Phoenix, USA - Rebuffed last session, a Democratic lawmaker said he's ready to reintroduce a reworked version of a bill intended to help women leave polygamist husbands.

Rep. David Lujan, D-Phoenix, wants to require courts to grant sole custody to women and prevent unsupervised parenting time when a father is a married adult who has married or cohabitated with a minor, a practice known as child bigamy.

"There needs to be justice for these children," said Lujan, who also is an attorney for a children's justice organization.

Lujan said he is optimistic the bill will pass during the next legislative session because he has narrowed its focus in response to concerns that stalled the previous version in the House Judiciary Committee.

The previous version dealt with fathers found to have engaged in polygamy, child bigamy or both. Lujan said he is narrowing the new version to deal only with child bigamy, which is a felony under Arizona law.

Lujan said there has been an increase in women wanting to leave plural marriages. He said Arizona law needs to support them.

"This issue is as great as ever, with particularly the conviction of Warren Jeffs," Lujan said, referring to the recent trial of the polygamist leader.

Lujan introduced a bill last session after a visit to Colorado City with a former member of the Fundamentalist Church of Jesus Christ of Latter Day Saints, a sect that practices polygamy.

Flora Jessop, who fled a plural marriage and now is an activist and author, said women fleeing polygamist husbands need help under the law because they are often harassed as they share custody.

"If they want witnesses to come forward and testify, there first has to be protection for the women and children," Jessop said.

"We had several new cases come up in which numerous children are taken from the protective mothers and are returned to the father in polygamist groups where your children are taught that everybody outside are disciples of Satan," Jessop said.

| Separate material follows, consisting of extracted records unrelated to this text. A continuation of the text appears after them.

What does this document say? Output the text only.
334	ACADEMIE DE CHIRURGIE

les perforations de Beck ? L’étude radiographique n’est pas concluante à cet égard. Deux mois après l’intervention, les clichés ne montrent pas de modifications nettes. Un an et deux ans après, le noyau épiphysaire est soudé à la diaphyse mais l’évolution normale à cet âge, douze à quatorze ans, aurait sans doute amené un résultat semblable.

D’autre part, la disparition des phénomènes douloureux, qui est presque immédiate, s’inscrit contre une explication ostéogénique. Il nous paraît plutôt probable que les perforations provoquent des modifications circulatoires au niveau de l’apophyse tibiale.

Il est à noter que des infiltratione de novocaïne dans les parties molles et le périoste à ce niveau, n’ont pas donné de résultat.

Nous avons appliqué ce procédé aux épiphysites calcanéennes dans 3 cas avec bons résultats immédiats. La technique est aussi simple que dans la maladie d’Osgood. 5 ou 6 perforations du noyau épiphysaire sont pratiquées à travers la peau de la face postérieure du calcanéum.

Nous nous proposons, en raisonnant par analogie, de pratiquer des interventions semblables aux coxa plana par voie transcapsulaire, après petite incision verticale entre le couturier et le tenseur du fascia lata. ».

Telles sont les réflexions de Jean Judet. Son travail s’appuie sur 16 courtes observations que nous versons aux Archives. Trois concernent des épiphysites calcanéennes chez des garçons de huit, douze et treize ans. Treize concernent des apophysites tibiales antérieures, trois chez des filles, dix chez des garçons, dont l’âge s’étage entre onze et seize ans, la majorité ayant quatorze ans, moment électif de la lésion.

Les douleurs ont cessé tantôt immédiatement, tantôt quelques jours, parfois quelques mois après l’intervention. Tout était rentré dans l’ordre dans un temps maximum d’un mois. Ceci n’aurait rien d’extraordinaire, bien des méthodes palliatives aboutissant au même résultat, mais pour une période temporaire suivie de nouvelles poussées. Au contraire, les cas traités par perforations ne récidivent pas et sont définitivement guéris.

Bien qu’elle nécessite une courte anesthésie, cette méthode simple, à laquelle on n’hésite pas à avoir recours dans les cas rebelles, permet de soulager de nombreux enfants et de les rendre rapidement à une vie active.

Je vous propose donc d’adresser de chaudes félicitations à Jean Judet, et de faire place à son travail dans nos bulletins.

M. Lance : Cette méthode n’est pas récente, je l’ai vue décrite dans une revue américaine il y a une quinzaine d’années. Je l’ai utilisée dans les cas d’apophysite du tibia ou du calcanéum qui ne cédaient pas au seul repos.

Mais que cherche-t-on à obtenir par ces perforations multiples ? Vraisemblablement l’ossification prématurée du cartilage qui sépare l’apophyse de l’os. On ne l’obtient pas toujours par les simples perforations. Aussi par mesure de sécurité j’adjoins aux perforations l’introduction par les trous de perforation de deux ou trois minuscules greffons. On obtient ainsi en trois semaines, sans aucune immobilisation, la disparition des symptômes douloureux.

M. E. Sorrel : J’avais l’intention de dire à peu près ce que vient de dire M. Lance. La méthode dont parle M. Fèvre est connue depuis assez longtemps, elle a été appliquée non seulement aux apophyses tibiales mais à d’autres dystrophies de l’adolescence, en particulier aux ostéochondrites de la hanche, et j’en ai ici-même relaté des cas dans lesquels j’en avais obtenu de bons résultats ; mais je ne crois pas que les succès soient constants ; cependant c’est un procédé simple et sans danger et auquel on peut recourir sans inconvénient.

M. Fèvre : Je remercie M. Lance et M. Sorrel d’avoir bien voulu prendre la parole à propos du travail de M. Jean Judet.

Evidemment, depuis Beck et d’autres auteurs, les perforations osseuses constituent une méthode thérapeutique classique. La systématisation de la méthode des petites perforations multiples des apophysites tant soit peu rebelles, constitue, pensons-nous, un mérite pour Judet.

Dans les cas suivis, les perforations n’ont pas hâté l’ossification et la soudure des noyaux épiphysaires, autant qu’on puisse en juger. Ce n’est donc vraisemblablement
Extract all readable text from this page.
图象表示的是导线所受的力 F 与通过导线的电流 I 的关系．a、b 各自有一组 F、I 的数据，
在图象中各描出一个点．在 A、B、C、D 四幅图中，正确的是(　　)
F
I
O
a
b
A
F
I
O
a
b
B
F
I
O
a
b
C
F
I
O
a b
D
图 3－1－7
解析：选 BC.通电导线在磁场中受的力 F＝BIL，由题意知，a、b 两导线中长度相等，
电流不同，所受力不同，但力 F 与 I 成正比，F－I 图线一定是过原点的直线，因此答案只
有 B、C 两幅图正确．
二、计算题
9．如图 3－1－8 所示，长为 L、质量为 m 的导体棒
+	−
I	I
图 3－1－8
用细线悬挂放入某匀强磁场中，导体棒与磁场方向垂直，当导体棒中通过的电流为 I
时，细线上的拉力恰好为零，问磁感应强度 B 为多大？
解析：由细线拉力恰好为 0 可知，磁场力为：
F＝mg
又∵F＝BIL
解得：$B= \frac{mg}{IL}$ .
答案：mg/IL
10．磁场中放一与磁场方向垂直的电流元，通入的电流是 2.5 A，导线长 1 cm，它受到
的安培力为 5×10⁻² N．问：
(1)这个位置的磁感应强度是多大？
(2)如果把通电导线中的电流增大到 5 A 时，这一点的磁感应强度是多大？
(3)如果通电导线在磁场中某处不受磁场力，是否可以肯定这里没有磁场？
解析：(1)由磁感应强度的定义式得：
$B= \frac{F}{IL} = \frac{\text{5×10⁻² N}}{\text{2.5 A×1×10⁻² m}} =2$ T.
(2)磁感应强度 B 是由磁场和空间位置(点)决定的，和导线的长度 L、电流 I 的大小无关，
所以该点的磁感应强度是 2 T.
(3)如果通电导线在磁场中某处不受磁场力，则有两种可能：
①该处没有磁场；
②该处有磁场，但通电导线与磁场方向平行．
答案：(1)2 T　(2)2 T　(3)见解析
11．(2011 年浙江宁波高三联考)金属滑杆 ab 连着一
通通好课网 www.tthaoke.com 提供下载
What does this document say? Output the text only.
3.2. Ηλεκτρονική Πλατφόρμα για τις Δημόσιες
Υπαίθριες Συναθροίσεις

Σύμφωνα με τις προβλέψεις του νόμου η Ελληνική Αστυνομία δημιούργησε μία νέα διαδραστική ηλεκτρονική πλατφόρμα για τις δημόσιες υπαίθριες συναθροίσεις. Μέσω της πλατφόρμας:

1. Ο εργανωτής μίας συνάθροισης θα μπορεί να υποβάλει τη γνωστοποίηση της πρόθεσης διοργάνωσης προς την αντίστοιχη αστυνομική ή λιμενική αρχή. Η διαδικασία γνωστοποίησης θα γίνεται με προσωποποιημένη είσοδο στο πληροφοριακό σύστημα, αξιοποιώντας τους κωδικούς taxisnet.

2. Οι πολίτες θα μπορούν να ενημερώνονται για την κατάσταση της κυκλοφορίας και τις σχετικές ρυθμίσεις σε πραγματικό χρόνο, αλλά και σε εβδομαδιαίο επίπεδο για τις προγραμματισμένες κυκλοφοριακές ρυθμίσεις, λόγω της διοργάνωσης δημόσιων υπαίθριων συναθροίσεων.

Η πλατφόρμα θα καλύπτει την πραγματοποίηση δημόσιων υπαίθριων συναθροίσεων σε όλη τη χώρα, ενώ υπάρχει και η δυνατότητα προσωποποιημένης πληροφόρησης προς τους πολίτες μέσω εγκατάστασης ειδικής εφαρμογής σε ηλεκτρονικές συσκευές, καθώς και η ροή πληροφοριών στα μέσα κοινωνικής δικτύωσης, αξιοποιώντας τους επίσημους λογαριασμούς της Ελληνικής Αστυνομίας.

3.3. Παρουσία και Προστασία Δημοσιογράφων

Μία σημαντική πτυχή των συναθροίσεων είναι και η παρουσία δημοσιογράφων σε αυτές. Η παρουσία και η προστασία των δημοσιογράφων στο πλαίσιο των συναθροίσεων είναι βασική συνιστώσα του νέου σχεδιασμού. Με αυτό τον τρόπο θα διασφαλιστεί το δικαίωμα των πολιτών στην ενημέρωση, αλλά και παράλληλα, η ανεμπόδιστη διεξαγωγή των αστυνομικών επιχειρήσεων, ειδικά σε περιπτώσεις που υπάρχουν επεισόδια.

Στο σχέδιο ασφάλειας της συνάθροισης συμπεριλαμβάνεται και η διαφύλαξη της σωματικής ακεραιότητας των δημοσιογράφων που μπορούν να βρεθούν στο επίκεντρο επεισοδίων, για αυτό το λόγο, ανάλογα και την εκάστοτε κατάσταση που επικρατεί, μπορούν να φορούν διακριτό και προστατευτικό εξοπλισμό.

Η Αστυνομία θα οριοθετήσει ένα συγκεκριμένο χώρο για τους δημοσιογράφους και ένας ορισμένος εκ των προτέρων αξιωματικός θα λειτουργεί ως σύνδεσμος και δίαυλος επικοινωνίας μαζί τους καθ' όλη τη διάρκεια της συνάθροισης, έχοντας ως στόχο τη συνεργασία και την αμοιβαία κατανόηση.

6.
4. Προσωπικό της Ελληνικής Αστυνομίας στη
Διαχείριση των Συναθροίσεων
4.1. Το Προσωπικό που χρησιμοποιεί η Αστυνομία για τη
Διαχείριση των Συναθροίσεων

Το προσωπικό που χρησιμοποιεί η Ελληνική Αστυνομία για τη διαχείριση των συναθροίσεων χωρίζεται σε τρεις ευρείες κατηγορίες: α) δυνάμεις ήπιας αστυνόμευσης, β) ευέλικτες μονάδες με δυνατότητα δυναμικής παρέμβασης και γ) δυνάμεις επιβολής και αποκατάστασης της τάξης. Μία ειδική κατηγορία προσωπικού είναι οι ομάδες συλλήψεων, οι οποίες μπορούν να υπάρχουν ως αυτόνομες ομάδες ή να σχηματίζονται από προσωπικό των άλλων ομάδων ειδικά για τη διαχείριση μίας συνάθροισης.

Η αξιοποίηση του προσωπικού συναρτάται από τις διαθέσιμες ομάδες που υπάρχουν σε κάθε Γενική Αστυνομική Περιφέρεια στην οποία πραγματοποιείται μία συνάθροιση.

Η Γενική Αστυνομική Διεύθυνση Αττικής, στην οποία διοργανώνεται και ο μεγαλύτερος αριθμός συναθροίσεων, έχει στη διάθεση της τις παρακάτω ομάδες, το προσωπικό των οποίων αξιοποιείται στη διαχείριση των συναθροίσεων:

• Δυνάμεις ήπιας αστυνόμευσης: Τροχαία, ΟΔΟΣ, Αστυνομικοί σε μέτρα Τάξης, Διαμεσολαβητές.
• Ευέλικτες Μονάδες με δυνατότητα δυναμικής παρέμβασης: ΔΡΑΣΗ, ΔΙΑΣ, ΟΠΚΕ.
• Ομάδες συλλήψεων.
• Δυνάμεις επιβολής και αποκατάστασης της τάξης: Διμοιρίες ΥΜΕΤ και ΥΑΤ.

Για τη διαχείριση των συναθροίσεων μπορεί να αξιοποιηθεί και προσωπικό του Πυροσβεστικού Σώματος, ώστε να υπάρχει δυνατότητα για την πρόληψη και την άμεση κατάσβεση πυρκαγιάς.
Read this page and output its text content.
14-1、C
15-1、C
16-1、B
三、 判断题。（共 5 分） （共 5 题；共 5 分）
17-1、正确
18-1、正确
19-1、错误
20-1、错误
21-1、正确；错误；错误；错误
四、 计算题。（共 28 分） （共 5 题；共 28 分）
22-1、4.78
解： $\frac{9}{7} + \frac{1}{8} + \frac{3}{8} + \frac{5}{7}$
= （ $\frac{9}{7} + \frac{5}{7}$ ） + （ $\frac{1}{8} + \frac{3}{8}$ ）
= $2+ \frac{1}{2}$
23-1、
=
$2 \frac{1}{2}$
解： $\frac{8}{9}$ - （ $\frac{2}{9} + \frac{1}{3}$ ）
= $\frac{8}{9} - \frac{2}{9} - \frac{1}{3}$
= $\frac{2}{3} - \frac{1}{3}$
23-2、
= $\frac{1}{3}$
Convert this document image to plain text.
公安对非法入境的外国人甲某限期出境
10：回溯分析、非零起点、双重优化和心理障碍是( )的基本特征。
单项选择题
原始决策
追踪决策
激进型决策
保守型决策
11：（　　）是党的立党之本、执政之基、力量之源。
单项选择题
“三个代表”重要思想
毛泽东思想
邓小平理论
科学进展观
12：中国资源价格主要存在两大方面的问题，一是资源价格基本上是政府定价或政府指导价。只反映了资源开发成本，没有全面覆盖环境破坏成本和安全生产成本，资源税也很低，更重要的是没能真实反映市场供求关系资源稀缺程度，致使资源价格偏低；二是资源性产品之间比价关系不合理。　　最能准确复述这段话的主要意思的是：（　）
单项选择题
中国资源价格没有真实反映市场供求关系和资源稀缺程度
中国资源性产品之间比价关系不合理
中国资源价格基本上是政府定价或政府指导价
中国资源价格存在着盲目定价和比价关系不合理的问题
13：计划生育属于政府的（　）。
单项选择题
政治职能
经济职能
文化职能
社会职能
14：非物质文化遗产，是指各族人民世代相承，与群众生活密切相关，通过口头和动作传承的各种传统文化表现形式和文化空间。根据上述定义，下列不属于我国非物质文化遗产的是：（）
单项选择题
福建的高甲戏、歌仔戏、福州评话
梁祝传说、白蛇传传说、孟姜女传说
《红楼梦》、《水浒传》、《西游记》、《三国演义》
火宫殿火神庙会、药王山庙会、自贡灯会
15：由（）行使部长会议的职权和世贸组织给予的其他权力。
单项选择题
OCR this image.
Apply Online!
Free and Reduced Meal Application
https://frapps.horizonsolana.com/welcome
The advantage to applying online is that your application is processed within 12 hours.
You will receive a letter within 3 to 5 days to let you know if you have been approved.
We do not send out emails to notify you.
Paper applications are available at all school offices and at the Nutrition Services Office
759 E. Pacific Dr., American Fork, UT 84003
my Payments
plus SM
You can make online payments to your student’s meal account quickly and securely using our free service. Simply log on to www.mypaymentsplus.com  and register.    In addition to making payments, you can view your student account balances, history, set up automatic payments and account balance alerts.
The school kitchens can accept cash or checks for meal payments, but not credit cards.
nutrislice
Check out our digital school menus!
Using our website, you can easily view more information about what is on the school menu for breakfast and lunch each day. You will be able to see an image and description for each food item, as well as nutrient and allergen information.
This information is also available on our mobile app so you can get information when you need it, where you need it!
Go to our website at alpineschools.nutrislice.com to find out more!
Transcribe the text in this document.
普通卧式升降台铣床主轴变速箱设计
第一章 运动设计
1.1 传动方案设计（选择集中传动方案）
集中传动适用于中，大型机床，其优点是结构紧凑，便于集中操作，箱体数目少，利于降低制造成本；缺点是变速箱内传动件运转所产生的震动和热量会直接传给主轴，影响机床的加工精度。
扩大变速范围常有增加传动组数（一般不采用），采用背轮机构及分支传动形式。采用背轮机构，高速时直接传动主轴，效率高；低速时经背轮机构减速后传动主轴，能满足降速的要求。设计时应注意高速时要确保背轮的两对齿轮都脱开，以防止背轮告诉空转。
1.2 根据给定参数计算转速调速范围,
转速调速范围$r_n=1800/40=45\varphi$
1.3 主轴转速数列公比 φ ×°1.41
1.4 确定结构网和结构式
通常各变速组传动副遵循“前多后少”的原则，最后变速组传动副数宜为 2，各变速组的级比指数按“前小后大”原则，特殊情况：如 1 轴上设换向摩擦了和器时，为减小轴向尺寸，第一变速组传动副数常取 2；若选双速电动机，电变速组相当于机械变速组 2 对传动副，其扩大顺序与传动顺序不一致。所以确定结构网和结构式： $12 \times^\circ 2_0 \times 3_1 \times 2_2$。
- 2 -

Jessop is executive director of the Child Protection Project, an organization that raises awareness about child abuse in polygamist communities.

Robin Scoins, founder of Arizona Family Rights Advocacy Institute, an organization that assists individuals who are at risk of losing custody of a child, said that polygamists shouldn't regain custody of their children.

"I think polygamy is not the best interest of any child to grow up in that environment," Scoins said. "And the women trying to escape want to get a better lifestyle but were unable to keep their children."

John R. Lewellyn, a former Salt Lake County sheriff's lieutenant recognized as an expert on polygamy, said as long as the government turns a blind eye to polygamy girls will be forced into plural marriages.

"Many women will need protection because the men will fight, especially after their daughters because they see them as an asset," Lewellyn said. "And they know darn well that they're going to be raised and brainwashed into becoming plural wives."